われら遠からずして より劣悪なる子孫をもうけん――

 これは自分たちを卑下して冷笑主義に徹したのではない。われわれの時代は過去のすべての時代に優っていて当然である。生はパンタ・レイ(panta rhei)、有為転変であるから、変化は進歩にも退歩にも向かう。だから、心して生きて行こうという警句である。

明治が胚胎した野蛮性

 わたしたちが生きているいまを立派で優れた時代であるとは到底いえない。とはいえ、150年前の明治の一新以後、野蛮人が先進文明国の道具を駆使して、暴力で他国を従わせようとした敗戦までの事情と比較して、さらに劣るというような次第ではない。

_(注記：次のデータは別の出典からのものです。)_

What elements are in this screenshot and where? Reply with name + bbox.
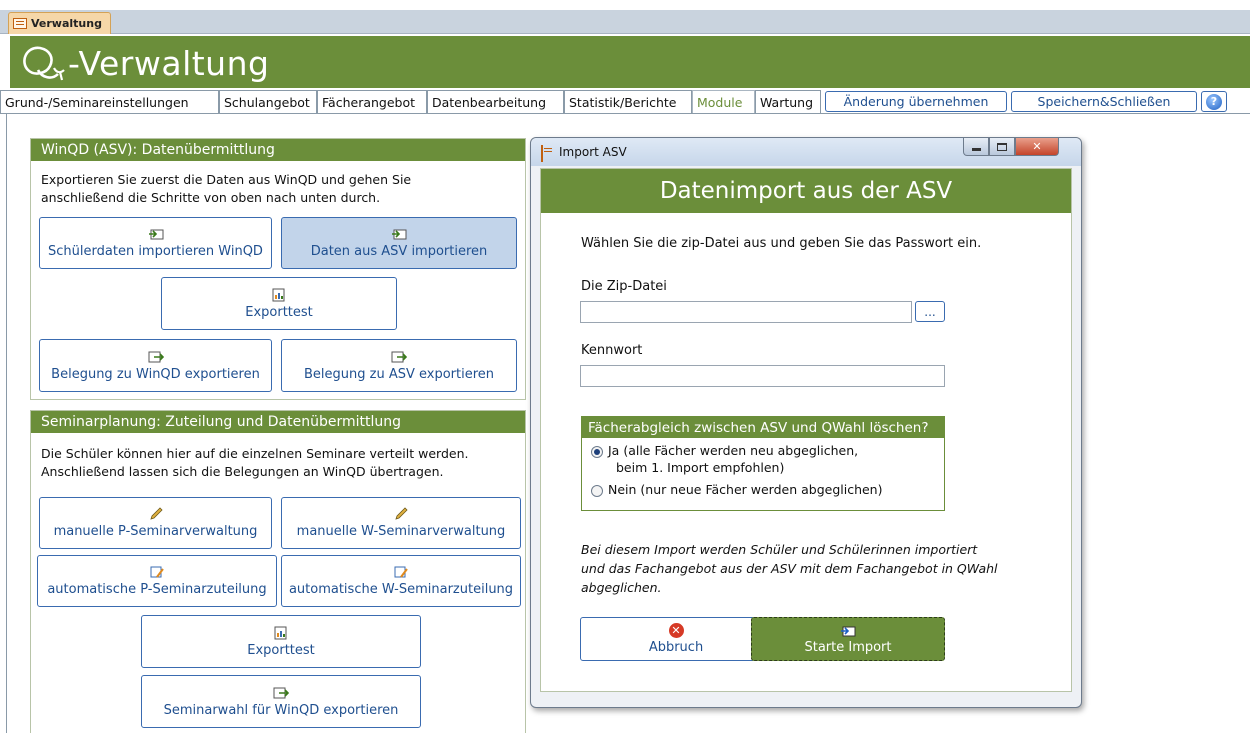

 たまたま権力を握った連中が乱暴な政治をやっているが、たとえれば先端技術高性能のバイクを乗りこなす能力がなくて、ひたすらアクセルをふかして暴走しているのとよく似ている。不埒な暴走族が事故を起こして悲惨な目に遭うのは彼らの自己責任である。問題は、そうでない真面目な人々が、暴走するバイクをただ目撃している立場なのか、そうではなく、自分たちもバイクに同乗していると考えるのかの違いがあることだ。

社会の心に背馳する政治の根源

 なるほど、真面目な人々が暮らす社会と政府は異なる存在である。社会の形成を想像すると、それは、人々が、よりよい暮らしをするために形成したはずである。一方、政府は、社会における不都合を解決するために作られたはずである。たとえば悪いことをする輩を取り締まらねば社会の秩序が乱れるから、政府は社会の秩序維持のために作られていると考えられる。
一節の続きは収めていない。